Nature and Ergonomics

As I wrote in an earlier post (Cognitive Ergonomics; June 2010), cognitive ergonomics is a branch of ergonomics that deals with how the brain interacts with a task and how this can be optimized.  In a working sense, the purpose of cognitive ergonomics is to allow your brain understand things more clearly and quickly.  One way to help your brain understand things is to redesign equipment and/or tasks.  An example of this would be to redesign a user manual so information can be found easily and rewriting the manual so that explanations are clearer.  But what about other outside factors that affect mental cognition?  Are there other more organic things that can help your brain be more efficient and creative?  This came to mind recently while reading this article: “The Cognitive Benefits of Interacting With Nature”; Marc G. Berman, John Jonides, and Stephen Kaplan; Department of Psychology, Department of Industrial and Operations Engineering, and Department of Electrical Engineering and Computer Science, University of Michigan  The authors were interested in exploring links in cognition to natural environments vs. urban environments as related to the Attention Restoration Theory (ART).  The ART is a belief that being in nature will improve concentration by allowing involuntary attention to take over while giving voluntary attention a time to replenish (involuntary attention is when you concentrate on things in your environment that are stimulating, while voluntary attention is when you tell your mind to concentrate on something).  The authors predicted that once you give your voluntary attention a break, you will be better able to concentrate when you get back to the task at hand.  This prophecy was validated as they found that the subjects who walked in nature were able to perform a directed-attention task better that the subjects who walked in a downtown urban environment.  In a second task, even just looking at pictures of nature improved performance in the task.
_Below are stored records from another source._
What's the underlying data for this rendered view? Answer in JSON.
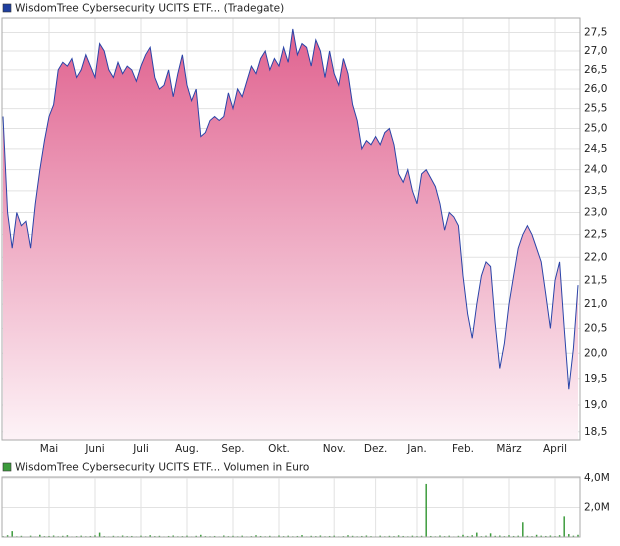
{
  "chart_data": [
    {
      "type": "area",
      "title": "WisdomTree Cybersecurity UCITS ETF... (Tradegate)",
      "categories": [
        null,
        null,
        null,
        null,
        null,
        null,
        null,
        null,
        null,
        null,
        "Mai",
        null,
        null,
        null,
        null,
        null,
        null,
        null,
        null,
        null,
        "Juni",
        null,
        null,
        null,
        null,
        null,
        null,
        null,
        null,
        null,
        "Juli",
        null,
        null,
        null,
        null,
        null,
        null,
        null,
        null,
        null,
        "Aug.",
        null,
        null,
        null,
        null,
        null,
        null,
        null,
        null,
        null,
        "Sep.",
        null,
        null,
        null,
        null,
        null,
        null,
        null,
        null,
        null,
        "Okt.",
        null,
        null,
        null,
        null,
        null,
        null,
        null,
        null,
        null,
        null,
        null,
        "Nov.",
        null,
        null,
        null,
        null,
        null,
        null,
        null,
        null,
        "Dez.",
        null,
        null,
        null,
        null,
        null,
        null,
        null,
        null,
        "Jan.",
        null,
        null,
        null,
        null,
        null,
        null,
        null,
        null,
        null,
        "Feb.",
        null,
        null,
        null,
        null,
        null,
        null,
        null,
        null,
        null,
        "März",
        null,
        null,
        null,
        null,
        null,
        null,
        null,
        null,
        null,
        "April",
        null,
        null,
        null,
        null,
        null
      ],
      "values": [
        25.3,
        23.0,
        22.2,
        23.0,
        22.7,
        22.8,
        22.2,
        23.2,
        24.0,
        24.7,
        25.3,
        25.6,
        26.5,
        26.7,
        26.6,
        26.8,
        26.3,
        26.5,
        26.9,
        26.6,
        26.3,
        27.2,
        27.0,
        26.5,
        26.3,
        26.7,
        26.4,
        26.6,
        26.5,
        26.2,
        26.6,
        26.9,
        27.1,
        26.3,
        26.0,
        26.1,
        26.5,
        25.8,
        26.4,
        26.9,
        26.1,
        25.7,
        26.0,
        24.8,
        24.9,
        25.2,
        25.3,
        25.2,
        25.3,
        25.9,
        25.5,
        26.0,
        25.8,
        26.2,
        26.6,
        26.4,
        26.8,
        27.0,
        26.5,
        26.8,
        26.6,
        27.1,
        26.7,
        27.6,
        26.9,
        27.2,
        27.1,
        26.6,
        27.3,
        27.0,
        26.3,
        27.0,
        26.4,
        26.1,
        26.8,
        26.4,
        25.6,
        25.2,
        24.5,
        24.7,
        24.6,
        24.8,
        24.6,
        24.9,
        25.0,
        24.6,
        23.9,
        23.7,
        24.0,
        23.5,
        23.2,
        23.9,
        24.0,
        23.8,
        23.6,
        23.2,
        22.6,
        23.0,
        22.9,
        22.7,
        21.6,
        20.8,
        20.3,
        21.0,
        21.6,
        21.9,
        21.8,
        20.6,
        19.7,
        20.2,
        21.0,
        21.6,
        22.2,
        22.5,
        22.7,
        22.5,
        22.2,
        21.9,
        21.2,
        20.5,
        21.5,
        21.9,
        20.5,
        19.3,
        20.1,
        21.4
      ],
      "color": "#2a44a8",
      "fill_top": "#e0628f",
      "fill_bottom": "#fdf3f7",
      "legend_color": "#1f3f9f",
      "log_scale": true,
      "ylim": [
        18.35,
        27.9
      ],
      "yticks": [
        {
          "value": 18.5,
          "label": "18,5"
        },
        {
          "value": 19,
          "label": "19,0"
        },
        {
          "value": 19.5,
          "label": "19,5"
        },
        {
          "value": 20,
          "label": "20,0"
        },
        {
          "value": 20.5,
          "label": "20,5"
        },
        {
          "value": 21,
          "label": "21,0"
        },
        {
          "value": 21.5,
          "label": "21,5"
        },
        {
          "value": 22,
          "label": "22,0"
        },
        {
          "value": 22.5,
          "label": "22,5"
        },
        {
          "value": 23,
          "label": "23,0"
        },
        {
          "value": 23.5,
          "label": "23,5"
        },
        {
          "value": 24,
          "label": "24,0"
        },
        {
          "value": 24.5,
          "label": "24,5"
        },
        {
          "value": 25,
          "label": "25,0"
        },
        {
          "value": 25.5,
          "label": "25,5"
        },
        {
          "value": 26,
          "label": "26,0"
        },
        {
          "value": 26.5,
          "label": "26,5"
        },
        {
          "value": 27,
          "label": "27,0"
        },
        {
          "value": 27.5,
          "label": "27,5"
        }
      ],
      "grid": true
    },
    {
      "type": "bar",
      "title": "WisdomTree Cybersecurity UCITS ETF... Volumen in Euro",
      "values": [
        60000,
        120000,
        400000,
        50000,
        80000,
        30000,
        90000,
        40000,
        150000,
        60000,
        70000,
        100000,
        50000,
        80000,
        120000,
        40000,
        60000,
        90000,
        50000,
        70000,
        110000,
        300000,
        60000,
        40000,
        80000,
        50000,
        100000,
        60000,
        70000,
        40000,
        90000,
        50000,
        120000,
        60000,
        80000,
        40000,
        70000,
        100000,
        50000,
        60000,
        90000,
        40000,
        80000,
        150000,
        60000,
        50000,
        70000,
        40000,
        100000,
        60000,
        80000,
        50000,
        90000,
        40000,
        60000,
        120000,
        70000,
        50000,
        80000,
        40000,
        100000,
        60000,
        90000,
        50000,
        70000,
        130000,
        40000,
        80000,
        60000,
        100000,
        50000,
        70000,
        90000,
        40000,
        60000,
        120000,
        80000,
        50000,
        70000,
        100000,
        60000,
        40000,
        90000,
        50000,
        80000,
        60000,
        110000,
        70000,
        50000,
        90000,
        60000,
        80000,
        3600000,
        70000,
        50000,
        100000,
        60000,
        90000,
        40000,
        80000,
        150000,
        70000,
        120000,
        300000,
        60000,
        90000,
        250000,
        80000,
        100000,
        60000,
        120000,
        70000,
        90000,
        1000000,
        80000,
        60000,
        150000,
        90000,
        70000,
        100000,
        60000,
        120000,
        1400000,
        200000,
        90000,
        150000
      ],
      "color": "#3c9c3c",
      "ylim": [
        0,
        4070000
      ],
      "yticks": [
        {
          "value": 2000000,
          "label": "2,0M"
        },
        {
          "value": 4000000,
          "label": "4,0M"
        }
      ],
      "grid": true
    }
  ]
}
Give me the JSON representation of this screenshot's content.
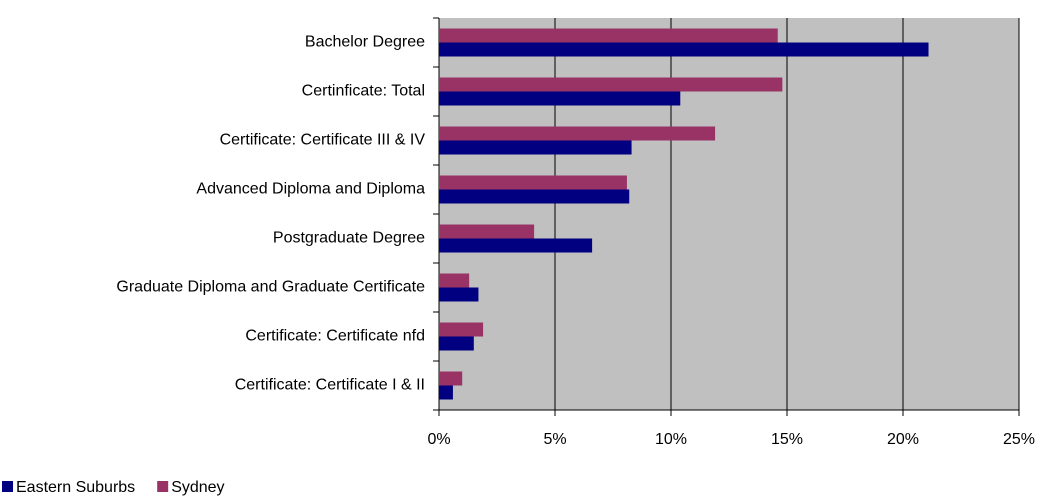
{
  "chart_data": {
    "type": "bar",
    "orientation": "horizontal",
    "categories": [
      "Bachelor Degree",
      "Certinficate: Total",
      "Certificate: Certificate III & IV",
      "Advanced Diploma and Diploma",
      "Postgraduate Degree",
      "Graduate Diploma and Graduate Certificate",
      "Certificate: Certificate nfd",
      "Certificate: Certificate I & II"
    ],
    "series": [
      {
        "name": "Eastern Suburbs",
        "color": "#000080",
        "values": [
          21.1,
          10.4,
          8.3,
          8.2,
          6.6,
          1.7,
          1.5,
          0.6
        ]
      },
      {
        "name": "Sydney",
        "color": "#993366",
        "values": [
          14.6,
          14.8,
          11.9,
          8.1,
          4.1,
          1.3,
          1.9,
          1.0
        ]
      }
    ],
    "xlim": [
      0,
      25
    ],
    "xticks": [
      {
        "value": 0,
        "label": "0%"
      },
      {
        "value": 5,
        "label": "5%"
      },
      {
        "value": 10,
        "label": "10%"
      },
      {
        "value": 15,
        "label": "15%"
      },
      {
        "value": 20,
        "label": "20%"
      },
      {
        "value": 25,
        "label": "25%"
      }
    ],
    "grid": true,
    "legend": "bottom-left",
    "plot_background": "#c0c0c0"
  }
}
The best thing about the results of this study is that it is so easy to implement nature into our daily lives to improve our concentration and creativity.  If you work near a park or nature reserve, walks during the work day will help your attention and focus improve.  If you don’t work near nature, looking at pictures of nature allows you the same break in order to recharge your concentration.  So sit back, enjoy the view, and work better.